Please note that for present purposes I am emphatically NOT trying to detect the faintest possible object on the image. I am trying to measure the magnitude of the faintest object which has an error smaller than a specific limit, 0.1 magnitude say. In this case the SNR is way above the 5-sigma limit mentioned in the paper.
As I pointed out earlier, if I used a sequence which ends at 16.9 to measure a variable at say, 19.5 +/- 0.1 that estimate would be accepted without question. Why should a measurement to the same accuracy of an equally bright nearby star be rejected purely because it is not a (known) variable?

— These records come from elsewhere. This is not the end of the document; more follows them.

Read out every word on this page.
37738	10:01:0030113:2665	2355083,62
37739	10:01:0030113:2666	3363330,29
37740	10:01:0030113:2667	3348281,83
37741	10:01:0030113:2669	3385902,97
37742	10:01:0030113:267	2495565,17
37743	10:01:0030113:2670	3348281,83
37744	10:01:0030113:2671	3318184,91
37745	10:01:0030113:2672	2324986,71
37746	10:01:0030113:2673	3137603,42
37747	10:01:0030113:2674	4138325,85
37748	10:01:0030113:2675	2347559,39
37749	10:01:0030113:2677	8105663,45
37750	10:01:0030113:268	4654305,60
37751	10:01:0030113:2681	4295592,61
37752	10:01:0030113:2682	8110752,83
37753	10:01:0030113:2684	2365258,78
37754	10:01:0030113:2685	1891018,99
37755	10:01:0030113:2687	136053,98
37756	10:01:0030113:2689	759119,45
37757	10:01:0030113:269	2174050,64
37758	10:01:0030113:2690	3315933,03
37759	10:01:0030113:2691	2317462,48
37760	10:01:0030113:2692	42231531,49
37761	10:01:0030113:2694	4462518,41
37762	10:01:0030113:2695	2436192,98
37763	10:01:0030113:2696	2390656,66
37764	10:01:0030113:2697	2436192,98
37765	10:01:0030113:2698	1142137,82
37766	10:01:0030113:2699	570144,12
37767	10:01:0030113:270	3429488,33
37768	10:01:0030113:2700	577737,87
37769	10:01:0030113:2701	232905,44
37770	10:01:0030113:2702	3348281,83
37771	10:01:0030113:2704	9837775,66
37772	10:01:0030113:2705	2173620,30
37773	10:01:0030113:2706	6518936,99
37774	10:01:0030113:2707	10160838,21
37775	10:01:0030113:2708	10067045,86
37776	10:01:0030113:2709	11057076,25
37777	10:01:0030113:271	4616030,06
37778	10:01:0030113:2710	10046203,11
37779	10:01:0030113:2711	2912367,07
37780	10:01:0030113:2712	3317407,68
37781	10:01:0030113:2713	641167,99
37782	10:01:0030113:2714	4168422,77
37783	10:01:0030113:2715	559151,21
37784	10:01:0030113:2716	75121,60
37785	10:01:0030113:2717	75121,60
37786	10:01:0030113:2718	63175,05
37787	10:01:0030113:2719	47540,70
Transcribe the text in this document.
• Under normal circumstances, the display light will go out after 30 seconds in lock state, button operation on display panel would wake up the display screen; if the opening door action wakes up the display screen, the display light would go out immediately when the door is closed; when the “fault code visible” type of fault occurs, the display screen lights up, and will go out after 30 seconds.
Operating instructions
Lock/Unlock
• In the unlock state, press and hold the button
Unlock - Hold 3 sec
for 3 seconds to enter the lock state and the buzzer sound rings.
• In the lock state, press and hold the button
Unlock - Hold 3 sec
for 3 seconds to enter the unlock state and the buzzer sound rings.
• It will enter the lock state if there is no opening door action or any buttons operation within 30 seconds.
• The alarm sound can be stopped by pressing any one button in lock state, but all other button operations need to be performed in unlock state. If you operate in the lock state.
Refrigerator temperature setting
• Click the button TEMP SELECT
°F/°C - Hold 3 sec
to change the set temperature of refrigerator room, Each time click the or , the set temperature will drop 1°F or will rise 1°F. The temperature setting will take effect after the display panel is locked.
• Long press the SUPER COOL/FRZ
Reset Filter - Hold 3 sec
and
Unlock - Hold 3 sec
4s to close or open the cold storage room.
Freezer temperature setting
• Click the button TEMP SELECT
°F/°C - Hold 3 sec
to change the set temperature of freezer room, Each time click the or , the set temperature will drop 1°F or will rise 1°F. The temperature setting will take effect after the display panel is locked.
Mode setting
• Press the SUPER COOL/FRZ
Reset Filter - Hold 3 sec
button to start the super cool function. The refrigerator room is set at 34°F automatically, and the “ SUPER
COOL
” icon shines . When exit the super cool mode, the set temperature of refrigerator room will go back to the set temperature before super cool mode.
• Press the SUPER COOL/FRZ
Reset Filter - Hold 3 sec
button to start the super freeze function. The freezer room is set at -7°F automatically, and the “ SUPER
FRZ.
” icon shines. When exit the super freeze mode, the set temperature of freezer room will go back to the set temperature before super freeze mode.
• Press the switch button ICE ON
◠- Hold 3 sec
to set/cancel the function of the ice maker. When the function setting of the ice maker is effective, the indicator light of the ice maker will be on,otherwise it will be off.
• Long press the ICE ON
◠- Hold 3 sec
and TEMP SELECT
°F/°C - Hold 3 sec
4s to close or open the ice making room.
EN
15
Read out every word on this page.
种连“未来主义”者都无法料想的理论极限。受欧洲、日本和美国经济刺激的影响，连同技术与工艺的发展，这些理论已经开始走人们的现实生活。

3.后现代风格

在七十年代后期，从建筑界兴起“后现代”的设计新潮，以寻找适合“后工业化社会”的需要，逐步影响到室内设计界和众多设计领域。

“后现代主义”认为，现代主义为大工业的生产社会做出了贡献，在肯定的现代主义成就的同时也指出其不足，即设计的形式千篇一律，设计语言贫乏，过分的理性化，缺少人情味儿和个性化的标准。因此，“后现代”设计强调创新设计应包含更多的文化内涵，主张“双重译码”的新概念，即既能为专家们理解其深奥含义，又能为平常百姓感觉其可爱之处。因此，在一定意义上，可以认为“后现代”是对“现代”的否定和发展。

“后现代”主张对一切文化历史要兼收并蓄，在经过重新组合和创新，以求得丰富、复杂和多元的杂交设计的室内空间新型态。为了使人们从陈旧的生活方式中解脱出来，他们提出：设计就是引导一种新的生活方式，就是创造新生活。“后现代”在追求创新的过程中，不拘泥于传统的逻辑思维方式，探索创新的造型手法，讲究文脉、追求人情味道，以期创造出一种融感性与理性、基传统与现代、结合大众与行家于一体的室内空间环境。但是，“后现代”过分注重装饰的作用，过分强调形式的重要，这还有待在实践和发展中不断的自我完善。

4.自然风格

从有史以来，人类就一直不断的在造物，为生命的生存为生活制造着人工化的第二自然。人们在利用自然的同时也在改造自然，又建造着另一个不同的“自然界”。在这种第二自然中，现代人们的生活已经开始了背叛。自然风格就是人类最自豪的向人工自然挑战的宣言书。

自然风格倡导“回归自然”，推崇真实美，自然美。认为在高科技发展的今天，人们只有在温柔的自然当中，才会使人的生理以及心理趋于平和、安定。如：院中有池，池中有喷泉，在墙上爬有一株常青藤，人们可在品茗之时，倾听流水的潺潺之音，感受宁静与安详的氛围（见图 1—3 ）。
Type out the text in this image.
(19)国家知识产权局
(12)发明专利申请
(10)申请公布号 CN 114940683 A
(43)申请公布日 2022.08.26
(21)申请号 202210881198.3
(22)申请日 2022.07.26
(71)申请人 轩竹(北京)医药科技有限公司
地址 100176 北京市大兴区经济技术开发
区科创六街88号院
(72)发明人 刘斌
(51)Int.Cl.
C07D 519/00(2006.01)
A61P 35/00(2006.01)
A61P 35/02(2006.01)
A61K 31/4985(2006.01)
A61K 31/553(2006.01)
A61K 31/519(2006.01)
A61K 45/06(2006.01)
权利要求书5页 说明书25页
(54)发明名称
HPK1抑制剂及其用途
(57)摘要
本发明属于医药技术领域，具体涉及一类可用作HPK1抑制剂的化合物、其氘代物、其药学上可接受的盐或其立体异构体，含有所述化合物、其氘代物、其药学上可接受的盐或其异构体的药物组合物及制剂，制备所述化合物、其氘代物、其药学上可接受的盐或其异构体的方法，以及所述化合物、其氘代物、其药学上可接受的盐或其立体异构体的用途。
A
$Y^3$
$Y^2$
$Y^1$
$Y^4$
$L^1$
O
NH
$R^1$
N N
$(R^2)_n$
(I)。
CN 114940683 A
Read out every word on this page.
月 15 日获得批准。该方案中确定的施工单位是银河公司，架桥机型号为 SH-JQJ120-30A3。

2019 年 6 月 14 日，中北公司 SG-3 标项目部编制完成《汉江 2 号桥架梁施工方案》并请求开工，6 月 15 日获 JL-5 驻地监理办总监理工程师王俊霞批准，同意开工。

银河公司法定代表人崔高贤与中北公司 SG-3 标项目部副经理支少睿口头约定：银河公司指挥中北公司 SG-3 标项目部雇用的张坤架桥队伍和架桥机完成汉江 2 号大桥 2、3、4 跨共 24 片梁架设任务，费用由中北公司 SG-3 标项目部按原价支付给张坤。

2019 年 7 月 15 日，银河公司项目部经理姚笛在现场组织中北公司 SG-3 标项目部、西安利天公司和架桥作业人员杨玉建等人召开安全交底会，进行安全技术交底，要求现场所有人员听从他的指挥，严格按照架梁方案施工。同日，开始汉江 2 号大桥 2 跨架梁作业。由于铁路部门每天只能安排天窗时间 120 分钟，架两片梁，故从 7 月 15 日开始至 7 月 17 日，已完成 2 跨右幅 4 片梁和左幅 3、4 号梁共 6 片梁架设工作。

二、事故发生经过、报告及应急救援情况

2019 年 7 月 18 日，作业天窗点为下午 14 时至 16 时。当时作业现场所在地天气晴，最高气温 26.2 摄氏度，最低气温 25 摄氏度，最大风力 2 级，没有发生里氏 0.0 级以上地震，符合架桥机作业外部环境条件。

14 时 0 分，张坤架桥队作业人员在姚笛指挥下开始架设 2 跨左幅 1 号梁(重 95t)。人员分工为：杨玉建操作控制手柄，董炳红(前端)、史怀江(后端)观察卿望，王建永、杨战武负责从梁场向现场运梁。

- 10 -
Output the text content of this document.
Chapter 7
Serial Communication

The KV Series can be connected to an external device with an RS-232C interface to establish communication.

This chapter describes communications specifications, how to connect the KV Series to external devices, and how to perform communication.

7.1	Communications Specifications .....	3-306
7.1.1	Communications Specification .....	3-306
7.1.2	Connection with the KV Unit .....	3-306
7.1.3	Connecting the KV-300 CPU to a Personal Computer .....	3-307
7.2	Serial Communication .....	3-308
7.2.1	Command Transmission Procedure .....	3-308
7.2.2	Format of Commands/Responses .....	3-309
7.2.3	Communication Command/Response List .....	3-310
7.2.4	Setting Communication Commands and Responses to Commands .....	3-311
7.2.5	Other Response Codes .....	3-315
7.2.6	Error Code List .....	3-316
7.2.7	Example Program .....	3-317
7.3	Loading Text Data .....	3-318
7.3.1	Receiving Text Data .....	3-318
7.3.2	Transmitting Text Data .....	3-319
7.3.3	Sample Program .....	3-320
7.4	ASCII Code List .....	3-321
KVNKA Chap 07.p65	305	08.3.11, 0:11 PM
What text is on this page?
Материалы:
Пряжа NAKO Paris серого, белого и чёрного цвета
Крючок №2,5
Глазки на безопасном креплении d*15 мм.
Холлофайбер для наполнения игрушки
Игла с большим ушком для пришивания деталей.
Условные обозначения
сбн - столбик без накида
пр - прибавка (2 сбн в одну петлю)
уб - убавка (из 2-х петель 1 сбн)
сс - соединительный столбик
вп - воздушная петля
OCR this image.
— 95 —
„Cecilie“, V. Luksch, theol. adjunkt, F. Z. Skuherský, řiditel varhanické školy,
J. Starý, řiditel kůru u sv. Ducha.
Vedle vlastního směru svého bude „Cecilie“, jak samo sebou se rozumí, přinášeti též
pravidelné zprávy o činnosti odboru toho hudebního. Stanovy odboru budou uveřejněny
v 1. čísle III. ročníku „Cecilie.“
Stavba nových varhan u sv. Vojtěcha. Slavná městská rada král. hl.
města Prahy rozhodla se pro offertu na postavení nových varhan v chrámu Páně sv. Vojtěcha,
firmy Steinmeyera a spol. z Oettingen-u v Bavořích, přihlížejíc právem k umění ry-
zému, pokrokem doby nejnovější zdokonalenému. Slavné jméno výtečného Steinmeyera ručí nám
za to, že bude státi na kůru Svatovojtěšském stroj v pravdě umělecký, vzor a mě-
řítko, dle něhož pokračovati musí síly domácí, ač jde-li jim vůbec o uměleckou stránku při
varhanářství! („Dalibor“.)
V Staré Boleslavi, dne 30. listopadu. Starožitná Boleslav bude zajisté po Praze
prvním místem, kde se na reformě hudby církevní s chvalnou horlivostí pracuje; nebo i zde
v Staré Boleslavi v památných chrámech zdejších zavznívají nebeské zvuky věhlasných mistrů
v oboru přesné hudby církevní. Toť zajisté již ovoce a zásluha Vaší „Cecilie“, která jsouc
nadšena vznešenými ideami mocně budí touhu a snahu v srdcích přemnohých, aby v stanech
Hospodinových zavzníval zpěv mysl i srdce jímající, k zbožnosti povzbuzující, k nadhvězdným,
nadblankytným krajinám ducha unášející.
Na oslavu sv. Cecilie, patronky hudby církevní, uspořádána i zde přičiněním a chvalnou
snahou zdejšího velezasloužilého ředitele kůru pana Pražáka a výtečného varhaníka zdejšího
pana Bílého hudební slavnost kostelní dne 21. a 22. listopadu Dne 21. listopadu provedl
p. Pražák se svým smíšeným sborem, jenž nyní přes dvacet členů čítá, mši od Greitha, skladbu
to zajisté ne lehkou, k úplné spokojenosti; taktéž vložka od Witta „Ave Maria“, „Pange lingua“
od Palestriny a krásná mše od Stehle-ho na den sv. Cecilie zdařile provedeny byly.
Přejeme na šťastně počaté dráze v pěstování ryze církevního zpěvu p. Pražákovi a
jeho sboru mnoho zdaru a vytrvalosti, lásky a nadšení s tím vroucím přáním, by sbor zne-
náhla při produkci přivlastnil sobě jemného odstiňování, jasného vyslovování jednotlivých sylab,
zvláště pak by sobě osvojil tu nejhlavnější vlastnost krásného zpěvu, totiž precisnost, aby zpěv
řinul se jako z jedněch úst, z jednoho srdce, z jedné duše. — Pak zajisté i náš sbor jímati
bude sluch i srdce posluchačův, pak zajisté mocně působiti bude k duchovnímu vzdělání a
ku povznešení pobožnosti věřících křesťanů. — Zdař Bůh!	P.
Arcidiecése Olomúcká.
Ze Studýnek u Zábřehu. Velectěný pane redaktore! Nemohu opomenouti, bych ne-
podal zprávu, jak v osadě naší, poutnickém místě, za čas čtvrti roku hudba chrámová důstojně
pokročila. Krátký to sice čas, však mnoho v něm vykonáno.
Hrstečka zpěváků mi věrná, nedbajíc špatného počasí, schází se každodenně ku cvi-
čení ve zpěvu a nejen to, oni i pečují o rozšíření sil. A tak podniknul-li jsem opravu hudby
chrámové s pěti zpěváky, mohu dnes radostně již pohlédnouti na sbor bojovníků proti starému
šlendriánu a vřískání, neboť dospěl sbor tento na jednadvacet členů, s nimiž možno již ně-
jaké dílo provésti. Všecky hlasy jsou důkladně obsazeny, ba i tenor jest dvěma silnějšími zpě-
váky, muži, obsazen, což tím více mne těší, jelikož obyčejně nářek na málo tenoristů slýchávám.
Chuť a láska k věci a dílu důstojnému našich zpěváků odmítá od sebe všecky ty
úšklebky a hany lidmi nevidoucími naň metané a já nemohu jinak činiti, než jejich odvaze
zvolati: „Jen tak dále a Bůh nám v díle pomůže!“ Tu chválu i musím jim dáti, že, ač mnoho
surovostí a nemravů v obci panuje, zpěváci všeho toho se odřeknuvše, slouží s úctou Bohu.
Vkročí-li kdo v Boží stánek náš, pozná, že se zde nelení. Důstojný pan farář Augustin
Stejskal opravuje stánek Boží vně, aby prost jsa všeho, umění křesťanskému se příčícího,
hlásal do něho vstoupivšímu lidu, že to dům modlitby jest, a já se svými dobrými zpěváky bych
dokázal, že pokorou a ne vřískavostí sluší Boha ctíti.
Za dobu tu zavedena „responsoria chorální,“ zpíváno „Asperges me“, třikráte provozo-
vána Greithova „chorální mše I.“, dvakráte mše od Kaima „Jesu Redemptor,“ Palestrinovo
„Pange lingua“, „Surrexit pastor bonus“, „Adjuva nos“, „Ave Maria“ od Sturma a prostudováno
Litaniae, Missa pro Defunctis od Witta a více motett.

Behind all this is my firm belief that one should not throw away data. It should be preserved for later scientists to re-analyse if they wish. For my part I store every image which is not too badly corrupted by focus errors, guidance errors, passing clouds, etc. In only 18 months I already have more than thirty thousand images, together with their metadata in a SQL database. All can be retrieved and re-examined for whatever reason — pre-discovery observations, perhaps, or searching for previously unknown variables.
Don´t misunderstand me: I will continue to play by the rules as they stand but it seems to me that the present rule is extremely conservative to use Arne Henden´s phrase.